Hillary Clinton's flaws
It must be tempting for Hillary Clinton to do little but count down the clock to the election in November. She is so far ahead in the polls and in key battleground states like Virginia and Colorado, her lead is in double digits.
This week she has attended a string of fundraisers, filling her war chest to bombard key states with commercials as the election nears. She has already reserved slots worth $80m (£60.7m).
And yet two-thirds of the American people say they do not find her honest or trustworthy. And that is her flaw.
This week she has been on the defensive. The nagging question is whether, when she was Secretary of State, she traded access to herself and others in government in exchange for payments to the charity the Clinton Foundation.
Her campaign denies the claim and says there is no proof. An investigation by Associated Press, fiercely contested by the Clinton campaign, found that a significant number of people she met outside government ended up paying into the Clinton Foundation.
For the time being this is less about facts and more about the perception that access to Mrs Clinton was related in some way to donations. The question is why she didn't take steps to place herself above suspicion.
It enables Donald Trump to call the Clinton Foundation a "crooked enterprise" and to argue that "it's impossible to figure out where the State Department begins and the Clinton Foundation ends".
And then there was the use of a private server and her emails. After months of stories she has still been unable to put the issue of these emails to rest. The FBI has turned over to the State Department another 15,000 emails that were discovered on her private server. Some of them undoubtedly will be published before the election.
Again no "smoking gun" has been found although the FBI judged her handling of classified information as "extremely careless". But why didn't she opt for complete disclosure and transparency much earlier?
And then there is a liking for secrecy. She hasn't given a full news conference in more than nine months. She has held more than 300 fund-raising events, but only five have been open to reporters.
She is not a natural campaigner and can sometimes lack warmth and spontaneity. Recently the singer Cher, at a fund-raising event, described her as "shy and not the greatest speaker in the world".
It is as if, after years of accusations and investigations, she has drawn up her defences. When her husband was in the White House she spoke of a "vast right-wing conspiracy" aimed against them.
And she has reason to be defensive. During this campaign there are swirling conspiracies, stoked on the Internet, that, for instance, she's hiding health problems. On one late night show she was asked "can you open this jar of pickles?" to somehow demonstrate her robust health.

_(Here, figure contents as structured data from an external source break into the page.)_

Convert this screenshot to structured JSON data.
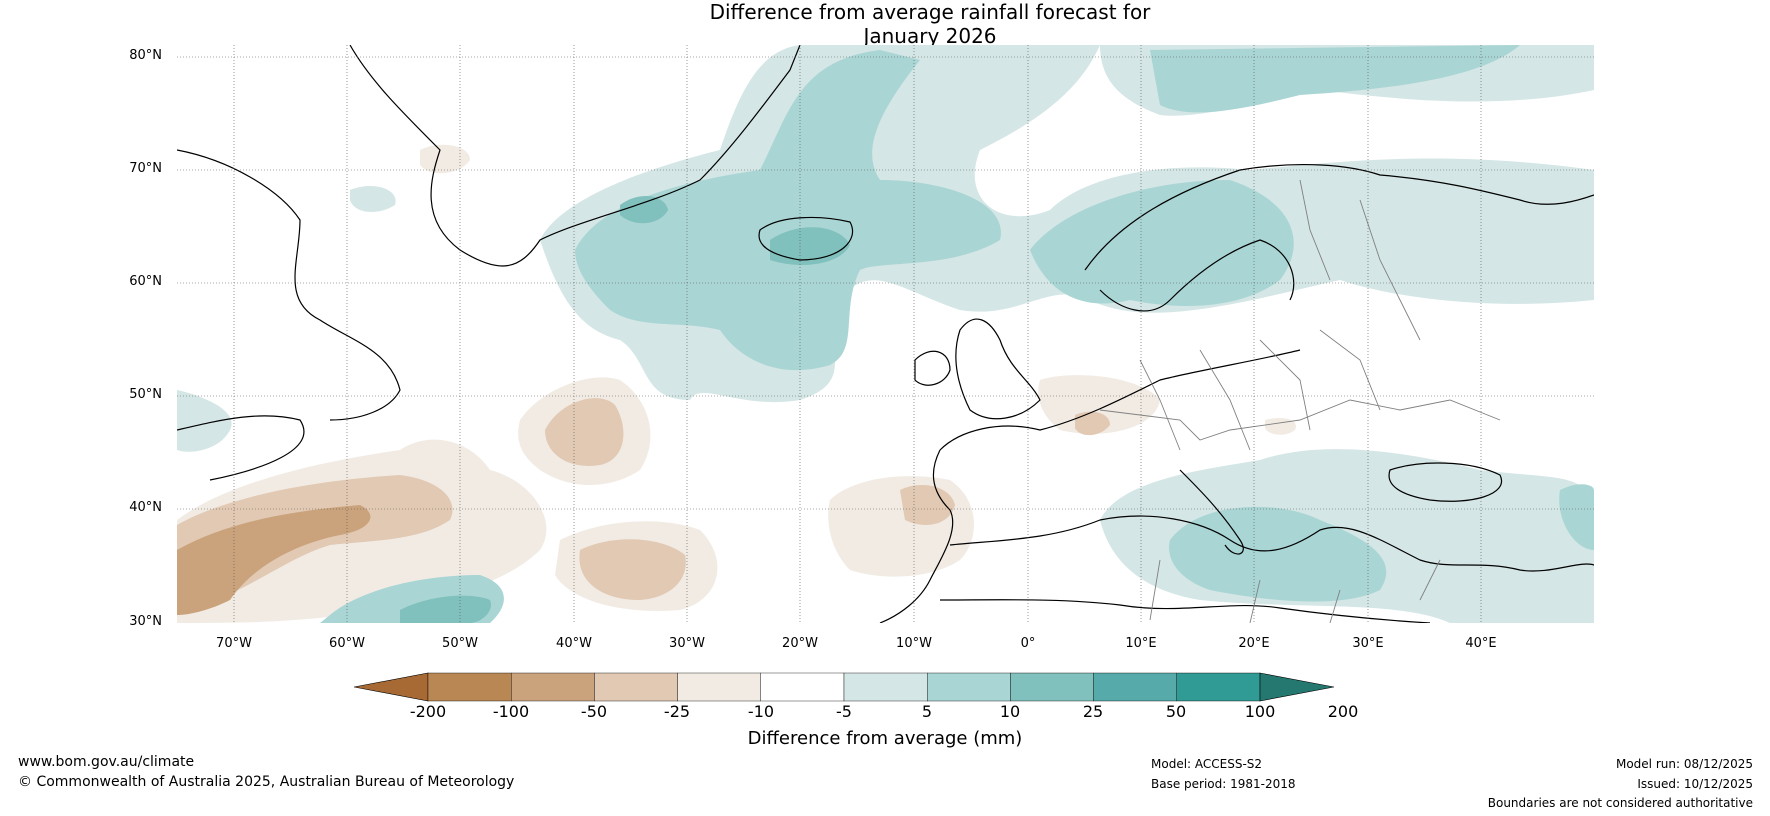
{
  "title": {
    "line1": "Difference from average rainfall forecast for",
    "line2": "January 2026"
  },
  "lat_labels": [
    "80°N",
    "70°N",
    "60°N",
    "50°N",
    "40°N",
    "30°N"
  ],
  "lon_labels": [
    "70°W",
    "60°W",
    "50°W",
    "40°W",
    "30°W",
    "20°W",
    "10°W",
    "0°",
    "10°E",
    "20°E",
    "30°E",
    "40°E"
  ],
  "colorbar": {
    "ticks": [
      "-200",
      "-100",
      "-50",
      "-25",
      "-10",
      "-5",
      "5",
      "10",
      "25",
      "50",
      "100",
      "200"
    ],
    "colors": [
      "#a86a34",
      "#b98753",
      "#caa27b",
      "#e1c9b3",
      "#f1ebe4",
      "#ffffff",
      "#d4e6e5",
      "#a9d5d4",
      "#80c0bd",
      "#56aaa9",
      "#309a95",
      "#25786f"
    ],
    "label": "Difference from average (mm)"
  },
  "footer": {
    "website": "www.bom.gov.au/climate",
    "copyright": "© Commonwealth of Australia 2025, Australian Bureau of Meteorology",
    "model": "Model: ACCESS-S2",
    "base_period": "Base period: 1981-2018",
    "model_run": "Model run: 08/12/2025",
    "issued": "Issued: 10/12/2025",
    "disclaimer": "Boundaries are not considered authoritative"
  }
}
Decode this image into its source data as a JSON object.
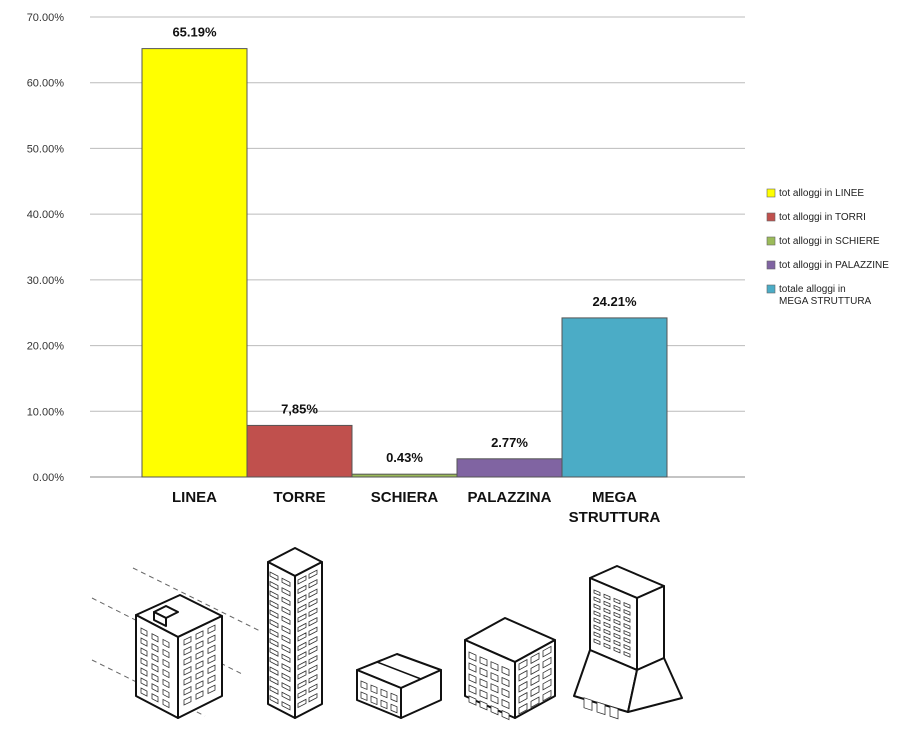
{
  "chart_data": {
    "type": "bar",
    "categories": [
      [
        "LINEA"
      ],
      [
        "TORRE"
      ],
      [
        "SCHIERA"
      ],
      [
        "PALAZZINA"
      ],
      [
        "MEGA",
        "STRUTTURA"
      ]
    ],
    "values": [
      65.19,
      7.85,
      0.43,
      2.77,
      24.21
    ],
    "data_labels": [
      "65.19%",
      "7,85%",
      "0.43%",
      "2.77%",
      "24.21%"
    ],
    "colors": [
      "#ffff00",
      "#c0504d",
      "#9bbb59",
      "#8064a2",
      "#4bacc6"
    ],
    "ylim": [
      0,
      70
    ],
    "yticks": [
      "0.00%",
      "10.00%",
      "20.00%",
      "30.00%",
      "40.00%",
      "50.00%",
      "60.00%",
      "70.00%"
    ],
    "grid": true,
    "legend_position": "right",
    "legend": [
      [
        "tot alloggi in LINEE"
      ],
      [
        "tot alloggi in TORRI"
      ],
      [
        "tot alloggi in SCHIERE"
      ],
      [
        "tot alloggi in PALAZZINE"
      ],
      [
        "totale alloggi in",
        "MEGA STRUTTURA"
      ]
    ]
  },
  "illustrations": [
    {
      "icon": "linea-building-icon"
    },
    {
      "icon": "torre-building-icon"
    },
    {
      "icon": "schiera-building-icon"
    },
    {
      "icon": "palazzina-building-icon"
    },
    {
      "icon": "mega-struttura-building-icon"
    }
  ]
}
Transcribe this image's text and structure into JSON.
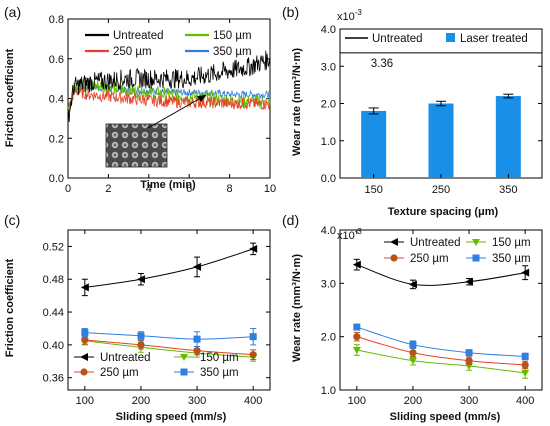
{
  "panel_labels": [
    "(a)",
    "(b)",
    "(c)",
    "(d)"
  ],
  "colors": {
    "untreated": "#000000",
    "s150": "#66bb00",
    "s250": "#e8402a",
    "s350": "#2f7fe0",
    "bar": "#1a8fe8",
    "marker250": "#b5541a",
    "ref_line": "#000000"
  },
  "chart_data": [
    {
      "panel": "(a)",
      "type": "line",
      "xlabel": "Time (min)",
      "ylabel": "Friction coefficient",
      "xlim": [
        0,
        10
      ],
      "ylim": [
        0.0,
        0.8
      ],
      "xticks": [
        "0",
        "2",
        "4",
        "6",
        "8",
        "10"
      ],
      "yticks": [
        "0.0",
        "0.2",
        "0.4",
        "0.6",
        "0.8"
      ],
      "legend_position": "top-right",
      "inset": "surface texture micrograph",
      "series": [
        {
          "name": "Untreated",
          "x": [
            0,
            0.3,
            1,
            2,
            3,
            4,
            5,
            6,
            7,
            8,
            9,
            10
          ],
          "values": [
            0.3,
            0.46,
            0.48,
            0.49,
            0.5,
            0.5,
            0.5,
            0.5,
            0.52,
            0.54,
            0.56,
            0.6
          ]
        },
        {
          "name": "150 µm",
          "x": [
            0,
            0.3,
            1,
            2,
            3,
            4,
            5,
            6,
            7,
            8,
            9,
            10
          ],
          "values": [
            0.33,
            0.45,
            0.47,
            0.46,
            0.44,
            0.43,
            0.42,
            0.41,
            0.4,
            0.39,
            0.385,
            0.38
          ]
        },
        {
          "name": "250 µm",
          "x": [
            0,
            0.3,
            1,
            2,
            3,
            4,
            5,
            6,
            7,
            8,
            9,
            10
          ],
          "values": [
            0.32,
            0.44,
            0.42,
            0.41,
            0.4,
            0.39,
            0.385,
            0.38,
            0.38,
            0.375,
            0.375,
            0.37
          ]
        },
        {
          "name": "350 µm",
          "x": [
            0,
            0.3,
            1,
            2,
            3,
            4,
            5,
            6,
            7,
            8,
            9,
            10
          ],
          "values": [
            0.35,
            0.45,
            0.46,
            0.45,
            0.44,
            0.44,
            0.43,
            0.43,
            0.43,
            0.42,
            0.42,
            0.42
          ]
        }
      ]
    },
    {
      "panel": "(b)",
      "type": "bar",
      "xlabel": "Texture spacing (μm)",
      "ylabel": "Wear rate (mm³/N·m)",
      "y_multiplier": "x10",
      "y_multiplier_exp": "-3",
      "categories": [
        "150",
        "250",
        "350"
      ],
      "ylim": [
        0.0,
        4.0
      ],
      "yticks": [
        "0.0",
        "1.0",
        "2.0",
        "3.0",
        "4.0"
      ],
      "legend_position": "top",
      "series": [
        {
          "name": "Laser treated",
          "values": [
            1.8,
            2.0,
            2.2
          ],
          "errors": [
            0.08,
            0.06,
            0.05
          ]
        }
      ],
      "reference": {
        "name": "Untreated",
        "value": 3.36,
        "label": "3.36"
      }
    },
    {
      "panel": "(c)",
      "type": "line",
      "xlabel": "Sliding speed (mm/s)",
      "ylabel": "Friction coefficient",
      "x": [
        100,
        200,
        300,
        400
      ],
      "xlim": [
        70,
        430
      ],
      "ylim": [
        0.345,
        0.54
      ],
      "xticks": [
        "100",
        "200",
        "300",
        "400"
      ],
      "yticks": [
        "0.36",
        "0.40",
        "0.44",
        "0.48",
        "0.52"
      ],
      "legend_position": "bottom-left",
      "series": [
        {
          "name": "Untreated",
          "values": [
            0.47,
            0.48,
            0.495,
            0.517
          ],
          "errors": [
            0.01,
            0.007,
            0.012,
            0.007
          ]
        },
        {
          "name": "150 µm",
          "values": [
            0.405,
            0.397,
            0.39,
            0.385
          ],
          "errors": [
            0.005,
            0.006,
            0.005,
            0.005
          ]
        },
        {
          "name": "250 µm",
          "values": [
            0.406,
            0.4,
            0.393,
            0.388
          ],
          "errors": [
            0.005,
            0.005,
            0.005,
            0.006
          ]
        },
        {
          "name": "350 µm",
          "values": [
            0.415,
            0.411,
            0.407,
            0.41
          ],
          "errors": [
            0.005,
            0.005,
            0.009,
            0.01
          ]
        }
      ]
    },
    {
      "panel": "(d)",
      "type": "line",
      "xlabel": "Sliding speed (mm/s)",
      "ylabel": "Wear rate (mm³/N·m)",
      "y_multiplier": "x10",
      "y_multiplier_exp": "-3",
      "x": [
        100,
        200,
        300,
        400
      ],
      "xlim": [
        70,
        430
      ],
      "ylim": [
        1.0,
        4.0
      ],
      "xticks": [
        "100",
        "200",
        "300",
        "400"
      ],
      "yticks": [
        "1.0",
        "2.0",
        "3.0",
        "4.0"
      ],
      "legend_position": "top-right",
      "series": [
        {
          "name": "Untreated",
          "values": [
            3.35,
            2.98,
            3.03,
            3.2
          ],
          "errors": [
            0.1,
            0.08,
            0.06,
            0.13
          ]
        },
        {
          "name": "150 µm",
          "values": [
            1.75,
            1.55,
            1.45,
            1.32
          ],
          "errors": [
            0.1,
            0.08,
            0.08,
            0.1
          ]
        },
        {
          "name": "250 µm",
          "values": [
            2.0,
            1.7,
            1.55,
            1.47
          ],
          "errors": [
            0.08,
            0.08,
            0.07,
            0.07
          ]
        },
        {
          "name": "350 µm",
          "values": [
            2.18,
            1.85,
            1.7,
            1.63
          ],
          "errors": [
            0.05,
            0.07,
            0.05,
            0.06
          ]
        }
      ]
    }
  ]
}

She is on course to become the next President but she lacks popularity. The first woman President would be another moment of history but, so far, there is little excitement at the prospect. Perhaps after Margaret Thatcher and Angela Merkel, a woman leader attracts less attention.
She has detailed proposals on creating jobs and spending on infrastructure and her main theme - rebuilding America's middle class - is a strong pitch.
The fact is that Mr Trump makes Clinton's success likely and Clinton's flaws give Trump reason to believe.
He currently sees her character as his strongest card while the Democrats depict Trump as unqualified and unfit to lead and govern.
So Clinton will assert that the Trump campaign is a brand of political conservatism associated with white nationalism and nativism. She accuses Trump of '"taking a hate movement mainstream".
As Labor Day approaches the election has all the appearance of a bare-knuckle fight focused on character between two flawed candidates. Many American people will be drawn to Trump's promise to tear down the establishment but many others will incline to Clinton and her claim to represent the mainstream in American life.